At a high level, a mining group operator is defined as a person that coordinates mining activities by a group of persons for the purposes of sharing the reward or remuneration from the mining activity. The definition of cryptoasset is restricted to property “that is a digital representation of value and that only exists at a digital address of a publicly distributed ledger”. This proposed definition of cryptoasset is broader than the definition of virtual payment instrument and can include instruments that extend beyond instruments traditionally perceived as “cryptocurrencies”.  For example, a cryptoasset (unlike a virtual payment instrument) could potentially exist without functioning as a medium of exchange, such as non-fungible tokens (NFTs) used to represent specific assets (such as digital art). Cryptoassets could also potentially include tokens used on gaming platforms even though gaming tokens are excluded from the definition of “virtual payment instrument”.

The definition of “mining activity” is also defined broadly to include activities that would not typically be considered “mining”. In addition to traditional mining activity such as “validating transactions and adding them to the publicly distributed ledger on which the cryptoasset exists at a digital address”, the definition of mining activity contemplates “allowing computing resources to be used” if the computing resources will be “used for the purpose of, or in connection with,” performing mining activities, which may, for example, include the rental of computer servers. Other activities such as “staking” may be more difficult to categorize as mining activity depending on exactly what the person is doing (e.g., is the person actually validating transactions and adding them to the publicly distributed ledger or is the person simply transferring or delegating their stake to a different person who is the block validator?).

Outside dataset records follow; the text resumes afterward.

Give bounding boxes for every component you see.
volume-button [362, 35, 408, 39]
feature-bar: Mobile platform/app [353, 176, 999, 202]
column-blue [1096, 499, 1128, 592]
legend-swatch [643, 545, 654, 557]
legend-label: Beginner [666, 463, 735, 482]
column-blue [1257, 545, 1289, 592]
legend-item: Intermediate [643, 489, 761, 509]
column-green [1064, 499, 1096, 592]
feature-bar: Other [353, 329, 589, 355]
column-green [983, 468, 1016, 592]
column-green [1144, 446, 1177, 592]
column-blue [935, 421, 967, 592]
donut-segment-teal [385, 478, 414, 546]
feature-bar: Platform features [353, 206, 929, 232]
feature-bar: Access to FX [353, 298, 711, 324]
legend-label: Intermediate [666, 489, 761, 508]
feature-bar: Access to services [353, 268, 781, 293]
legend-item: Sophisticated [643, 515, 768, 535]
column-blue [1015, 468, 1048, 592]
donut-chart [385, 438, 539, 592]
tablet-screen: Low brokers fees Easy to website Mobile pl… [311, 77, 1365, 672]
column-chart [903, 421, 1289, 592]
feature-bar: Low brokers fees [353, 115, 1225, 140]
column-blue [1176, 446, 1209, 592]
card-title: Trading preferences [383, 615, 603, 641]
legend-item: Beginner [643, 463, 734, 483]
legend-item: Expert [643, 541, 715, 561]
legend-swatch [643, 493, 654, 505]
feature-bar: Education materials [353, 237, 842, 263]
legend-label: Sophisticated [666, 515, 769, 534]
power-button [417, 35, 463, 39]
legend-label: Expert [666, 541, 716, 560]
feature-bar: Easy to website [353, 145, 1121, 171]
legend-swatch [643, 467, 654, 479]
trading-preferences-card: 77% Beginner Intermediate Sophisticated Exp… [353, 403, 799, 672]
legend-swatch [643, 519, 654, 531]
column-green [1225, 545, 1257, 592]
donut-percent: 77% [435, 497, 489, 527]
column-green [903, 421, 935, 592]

Once the proposed rules are implemented and if a given activity is a mining activity, then generally any acquisition, importation, use, or consumption of property or services by a person in the course of or in connection with that activity will be deemed to occur otherwise than in the course of commercial activities, which effectively prohibits the person from claiming ITCs to recover GST/HST paid on inputs to the mining activity.  Furthermore, if a person receives payment (i.e., property, a service or money) as remuneration or a reward for performing mining activity, the provision of the mining activity and the provision of any property or service provided in return will generally be deemed not to be supplies.  This is contrary to the normal GST/HST regime which would apply tax to both sides of a transaction where one registrant is paid by another with property or a service. Under the draft legislation, the person making in-kind payments for the mining activity is also precluded from claiming ITCs in respect of inputs to the in-kind payments (i.e., on the property or services acquired or imported for consumption, use or supply in the course of making the in-kind payment for the mining activity). 

As noted above, the proposals introduced by Finance will effectively exclude most mining activity from the GST/HST regime, thereby simplifying GST/HST compliance for many players in the industry. However, the exceptions to the general application of the draft legislation and effective date of thereof mean that persons with potential mining activity should seek legal advice to ensure they understand whether and how the new rules apply to their activities.  Finance has asked interested parties to provide comments regarding the legislative proposals by April 5, 2022.  As cryptoasset industries evolve and different activities become more prominent, Canada might also determine that further legislation is necessary.